Is Tensorway better than DataRobot?

Tensorway (4.5/5) scores higher overall, but "better" depends on your use case. Tensorway's strongest advantage: strong delivery track record in deep learning and NLP, with client references available under NDA. DataRobot's strongest advantage: $285M ARR and $6.3B valuation validate large-scale enterprise adoption of the AutoML platform.

How do Tensorway and DataRobot differ in pricing?

Tensorway uses dedicated team, fixed project, retainer, t&m pricing with a minimum engagement of $10K. DataRobot uses fixed project, retainer pricing with a minimum engagement of $50K. Neither firm publishes a full rate card; a discovery call is required for project-specific quotes.

Which is better for enterprise: Tensorway or DataRobot?

Tensorway is the larger team and typically the better enterprise-scale choice. For very large programmes, verify team size and compliance coverage directly with each agency before shortlisting.

What are the main differences between Tensorway and DataRobot?

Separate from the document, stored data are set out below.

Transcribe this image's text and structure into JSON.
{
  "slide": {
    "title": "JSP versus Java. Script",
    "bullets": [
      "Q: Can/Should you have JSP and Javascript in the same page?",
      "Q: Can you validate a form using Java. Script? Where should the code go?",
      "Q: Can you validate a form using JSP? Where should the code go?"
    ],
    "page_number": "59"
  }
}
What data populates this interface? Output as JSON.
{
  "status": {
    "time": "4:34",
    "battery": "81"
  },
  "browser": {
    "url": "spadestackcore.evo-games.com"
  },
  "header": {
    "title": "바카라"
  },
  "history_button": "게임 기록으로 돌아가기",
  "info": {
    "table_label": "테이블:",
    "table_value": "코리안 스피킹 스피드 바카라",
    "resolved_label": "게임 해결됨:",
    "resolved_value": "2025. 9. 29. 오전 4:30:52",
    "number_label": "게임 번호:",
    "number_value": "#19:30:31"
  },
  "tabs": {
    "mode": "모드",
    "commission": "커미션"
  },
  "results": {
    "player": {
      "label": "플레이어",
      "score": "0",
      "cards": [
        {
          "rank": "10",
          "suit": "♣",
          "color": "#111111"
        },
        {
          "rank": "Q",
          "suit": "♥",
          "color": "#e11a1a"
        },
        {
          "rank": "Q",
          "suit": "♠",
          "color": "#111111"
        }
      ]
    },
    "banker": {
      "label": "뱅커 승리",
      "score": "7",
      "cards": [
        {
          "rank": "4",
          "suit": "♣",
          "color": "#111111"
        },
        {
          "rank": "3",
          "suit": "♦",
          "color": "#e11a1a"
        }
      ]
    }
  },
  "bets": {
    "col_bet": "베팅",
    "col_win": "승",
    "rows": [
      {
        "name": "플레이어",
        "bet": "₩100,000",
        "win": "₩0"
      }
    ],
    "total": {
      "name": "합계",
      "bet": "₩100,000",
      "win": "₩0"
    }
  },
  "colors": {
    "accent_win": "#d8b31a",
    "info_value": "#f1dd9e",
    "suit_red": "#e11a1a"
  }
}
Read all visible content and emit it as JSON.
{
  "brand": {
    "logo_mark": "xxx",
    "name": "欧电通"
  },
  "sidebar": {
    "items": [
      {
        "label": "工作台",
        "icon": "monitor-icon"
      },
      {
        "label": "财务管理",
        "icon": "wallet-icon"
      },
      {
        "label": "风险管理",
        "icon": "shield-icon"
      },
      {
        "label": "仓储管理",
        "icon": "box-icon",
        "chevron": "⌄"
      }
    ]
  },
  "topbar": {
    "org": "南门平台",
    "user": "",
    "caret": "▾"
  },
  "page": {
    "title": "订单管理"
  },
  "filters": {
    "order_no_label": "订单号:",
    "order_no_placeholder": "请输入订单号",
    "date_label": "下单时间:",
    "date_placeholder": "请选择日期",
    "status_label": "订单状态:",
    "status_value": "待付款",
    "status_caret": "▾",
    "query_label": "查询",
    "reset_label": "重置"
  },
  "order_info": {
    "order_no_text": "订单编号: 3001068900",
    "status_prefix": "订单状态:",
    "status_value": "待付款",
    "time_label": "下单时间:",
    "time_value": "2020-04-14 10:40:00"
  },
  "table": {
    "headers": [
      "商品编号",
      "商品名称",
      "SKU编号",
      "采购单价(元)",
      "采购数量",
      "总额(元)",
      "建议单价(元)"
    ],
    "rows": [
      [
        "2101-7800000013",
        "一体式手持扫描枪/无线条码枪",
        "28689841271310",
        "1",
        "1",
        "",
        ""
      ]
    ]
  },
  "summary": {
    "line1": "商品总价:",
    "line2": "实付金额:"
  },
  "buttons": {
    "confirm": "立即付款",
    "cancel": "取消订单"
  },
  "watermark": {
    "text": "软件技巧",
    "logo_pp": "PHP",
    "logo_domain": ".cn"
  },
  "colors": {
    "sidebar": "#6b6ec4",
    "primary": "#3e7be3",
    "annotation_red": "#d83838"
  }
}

Tensorway's primary differentiator is: boutique deep-learning specialist offering direct access to senior engineers, drawing on the 25-year delivery experience of its parent company. DataRobot's primary differentiator is: category-defining AutoML platform with $285M ARR — accelerates time-to-production ML without requiring a dedicated data science team. They also differ in team size (50–100 vs 863), minimum engagement ($10K vs $50K), and primary industries served (Healthcare, Hospitality vs Financial Services, Healthcare).